А после второго звонка она еще трогательнее стояла на платформе, снизу глядя на него, стоявшего в дверях третьеклассного вагона, уже битком набитого и вонючего. Все в ней было прелестно, — ее милое, хорошенькое личико, ее небольшая фигурка, ее свежесть, молодость, где женственность еще мешалась с детскостью, ее вверх поднятые сияющие глаза, ее голубая скромная шляпка, в изгибах которой была некоторая изящная задорность, и даже ее темно-серый костюм, в котором Митя с обожанием чувствовал даже материю и шелк подкладки. Он стоял худой, нескладный, на дорогу он надел высокие грубые сапоги и старую куртку, пуговицы которой были обтерты, краснели медью. И все-таки Катя смотрела на него непритворно любящим и грустным взглядом. Третий звонок так неожиданно и резко ударил по сердцу, что Митя ринулся с площадки вагона как безумный, и так же безумно, с ужасом кинулась к нему навстречу Катя. Он припал к ее перчатке и, вскочив назад, в вагон, сквозь слезы замахал ей картузом с неистовым восторгом, а она подхватила рукой юбку и поплыла вместе с платформой назад, все еще не спуская с него поднятого взгляда. Она плыла все быстрее, ветер все сильнее трепал волосы высунувшегося из окна Мити, а паровоз расходился все шибче, все беспощаднее, наглым, угрожающим ревом требуя путей, — и вдруг точно сорвало и ее, и конец платформы…
VII
Давно наступили долгие весенние сумерки, темные от дождевых туч, тяжелый вагон грохотал в голом и прохладном поле, — в полях весна была еще ранняя, — шли кондуктора по коридору вагона, спрашивая билеты и вставляя в фонари свечи, а Митя все еще стоял возле дребезжащего окна, чувствуя запах Катиной перчатки, оставшийся на его губах, все еще весь пылал острым огнем последнего мига разлуки. И вся длинная московская зима, счастливая и мучительная, преобразившая всю жизнь его, вся целиком и уже совсем в каком-то новом свете вставала перед ним. В новом свете, опять в новом, стояла теперь перед ним и Катя… Да, да, кто она, что она такое? А любовь, страсть, душа, тело? Это что такое? Ничего этого нет, — есть что-то другое, совсем другое! Вот этот запах перчатки — разве это тоже не Катя, не любовь, не душа, не тело? И мужики, рабочие в вагоне, женщина, которая ведет в отхожее место своего безобразного ребенка, тусклые свечи в дребезжащих фонарях, сумерки в весенних пустых полях — все любовь, все душа, и все мука, и все несказанная радость.

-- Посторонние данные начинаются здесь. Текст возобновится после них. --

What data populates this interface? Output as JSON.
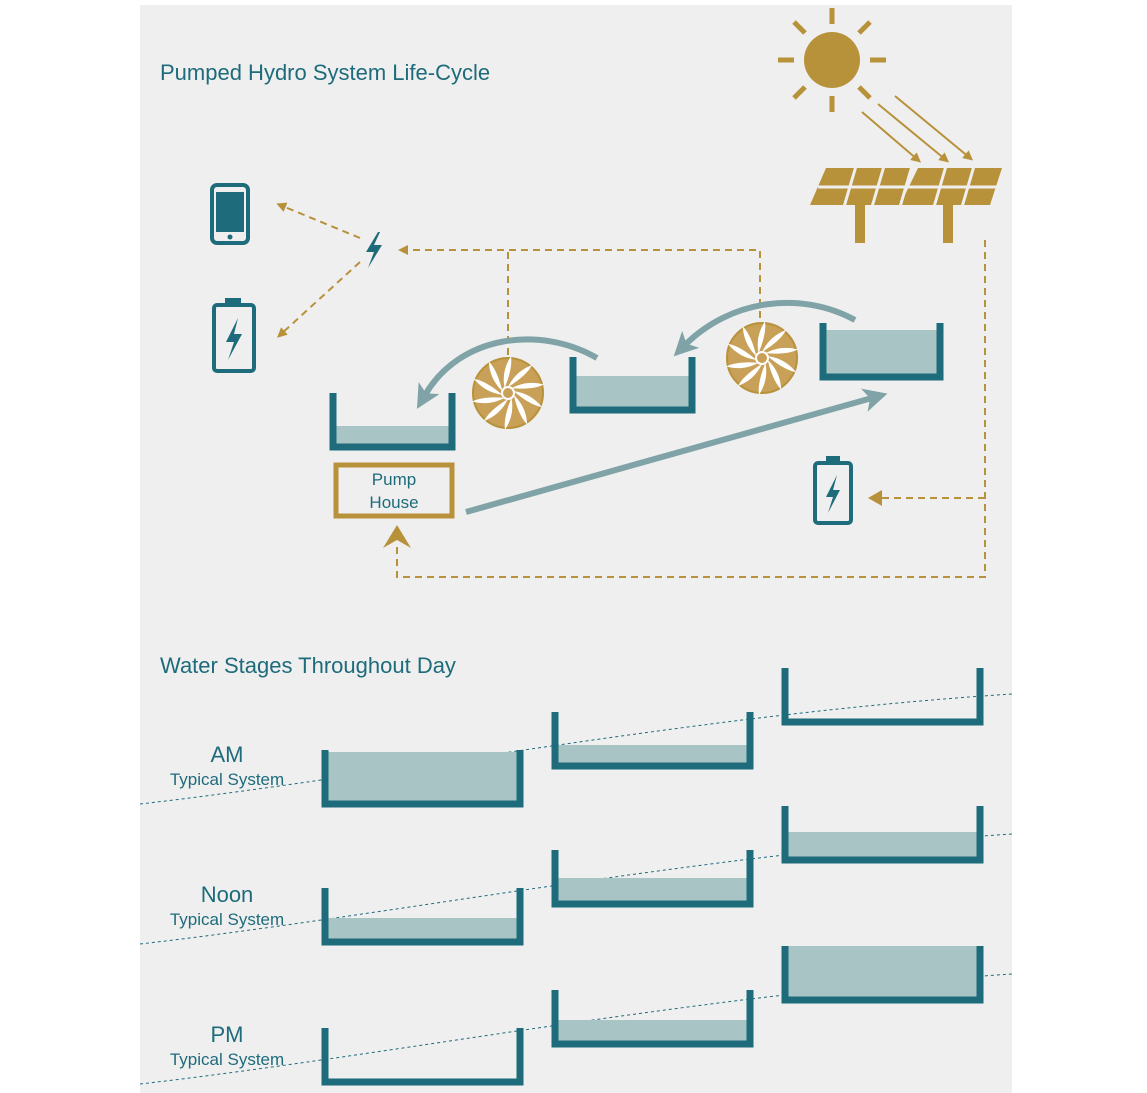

Утром был Орел, пересадка, провинциальный поезд возле дальней платформы. И Митя почувствовал: какой это простой, спокойный и родной мир по сравнению с московским, уже отошедшим куда-то в тридесятое царство, центром которого была Катя, теперь такая как будто одинокая, жалкая, любимая только нежно! Даже небо, кое-где подмазанное бледной синевой дождевых облаков, даже ветер тут проще и спокойнее… Поезд из Орла шел не спеша, Митя не спеша ел тульский печатный пряник, сидя в почти пустом вагоне. Потом поезд разошелся и умотал, усыпил его.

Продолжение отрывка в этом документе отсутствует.